Con l’uscita della sua autobiografia ‘Life to the limit’, Jenson Button torna a parlare del suo rapporto con Lewis Hamilton, all’epoca di quando erano compagni di squadra alla McLaren-Mercedes (2010-2012). L’ex-pilota britannico, in particolare, racconta di un episodio particolare durante il Gran Premio di Turchia del 2010, quando i due piloti rischiarono il contatto dopo non aver rispettato un ordine di scuderia.

“A metà della prima stagione ero davanti a Lewis in classifica” – scrive il campione del mondo 2009 – “Poteva essere battuto dal compagno? Probabilmente no, ma lui è un pilota e sono sicuro che ha apprezzato la sfida come lo feci io. E’ per questo che facciamo questo lavoro. Personalmente con me fu carino, ma forse era un po’ infastidito dalla situazione. Onestamente penso che non fosse contento e le cose peggiorarono un po’ in Turchia quando rischiammo lo scontro”.

“Sul podio ci fu il classico momento di “gelo” come lo definirebbe la stampa, con una festa “muta”. Il fatto è che venne da me dicendo: mi hai superato senza rispettare gli ordini di scuderia? Aveva vinto. Gesù. “No”, gli dissi, “non ti ho mai detto che non lo avrei fatto”.

“Questo gli fece pensare che il team era dalla mia parte anziché dalla sua, anche se non ha mai spiegato perché avrebbe poi dovuto esserlo dato che eravamo in corsa per una doppietta e, a parte per il punto di vista dei nostri ingegneri, nessuno avrebbe voluto mandare a monte un risultato del genere. Era un po’ scocciato, forse oltre il dovuto e la prova era che dietro i sorrisi non c’era buonumore”.

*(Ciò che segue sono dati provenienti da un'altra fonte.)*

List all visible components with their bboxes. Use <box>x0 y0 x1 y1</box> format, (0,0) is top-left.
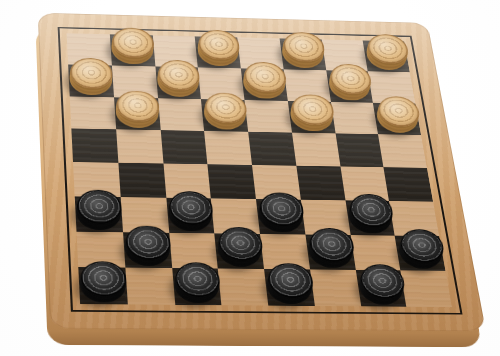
wood-piece-h8[interactable] <box>364 41 409 71</box>
wood-piece-a7[interactable] <box>69 65 112 96</box>
black-piece-c3[interactable] <box>167 198 213 232</box>
black-piece-e1[interactable] <box>265 270 313 305</box>
board-perspective-wrap <box>38 13 486 331</box>
wood-piece-d6[interactable] <box>202 100 247 132</box>
black-piece-a1[interactable] <box>79 268 126 304</box>
wood-piece-f8[interactable] <box>280 39 324 69</box>
black-piece-b2[interactable] <box>124 233 171 268</box>
black-piece-e3[interactable] <box>257 200 304 234</box>
wood-piece-f6[interactable] <box>289 101 334 132</box>
wood-piece-b6[interactable] <box>115 98 159 130</box>
black-piece-f2[interactable] <box>306 235 354 269</box>
wood-piece-b8[interactable] <box>111 35 154 65</box>
pieces-layer <box>67 33 453 307</box>
wood-piece-e7[interactable] <box>242 69 286 100</box>
checkers-board <box>38 13 486 331</box>
piece-top-face <box>80 261 127 297</box>
wood-piece-d8[interactable] <box>196 37 240 67</box>
product-photo-scene <box>0 0 500 356</box>
black-piece-d2[interactable] <box>216 234 263 268</box>
black-piece-c1[interactable] <box>173 269 221 304</box>
wood-piece-h6[interactable] <box>374 103 420 134</box>
wood-piece-g7[interactable] <box>327 71 372 102</box>
black-piece-h2[interactable] <box>396 236 444 270</box>
board-play-area <box>58 27 463 315</box>
black-piece-a3[interactable] <box>76 197 122 231</box>
black-piece-g1[interactable] <box>357 271 406 306</box>
wood-piece-c7[interactable] <box>156 67 200 98</box>
black-piece-g3[interactable] <box>346 201 393 234</box>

Un altro ‘strano’ episodio citato da Jenson è il Gran Premio del Belgio del 2012. Dopo le qualifiche di Spa-Francorchamps, pubblicò sui social network le telemetrie dei suoi giri, mostrando quanto aveva perso a causa di una diversa conformazione dell’ala posteriore. Ciò non è piaciuto a nessuno del suo team, incluso il suo compagno.

“Non so sinceramente quale poteva essere il suo pensiero, certamente il suo dispiacere era rivolto alla squadra, non a me, ma di fatto danneggiò anche il sottoscritto perché non si pubblicano le telemetrie. Non si fa. La schermata mostra cose sulle quali lavori duramente e che debbono restare segrete ai rivali. Non mi è andata giù sta cosa”.

“La versione ufficiale è che io rimasi “deluso”, quella ufficiosa è che io dissi “ma che c***o!”. Ma allo stesso tempo sapevo che non c’era nulla di personale contro di me, fu più una mossa stupida per lamentarsi con McLaren. Successivamente arrivò l’annuncio che Lewis sarebbe diventato compagno di squadra di Nico Rosberg alla Mercedes. Per me fu un peccato perché mi stavo divertendo nel nostro duello, anche se al di fuori della pista restava un tipo un po’ misterioso”.

L’autobiografia di Jenson Button ‘Life to the Limit’ è stata pubblicata giovedì ed è già disponibile nelle migliori librerie.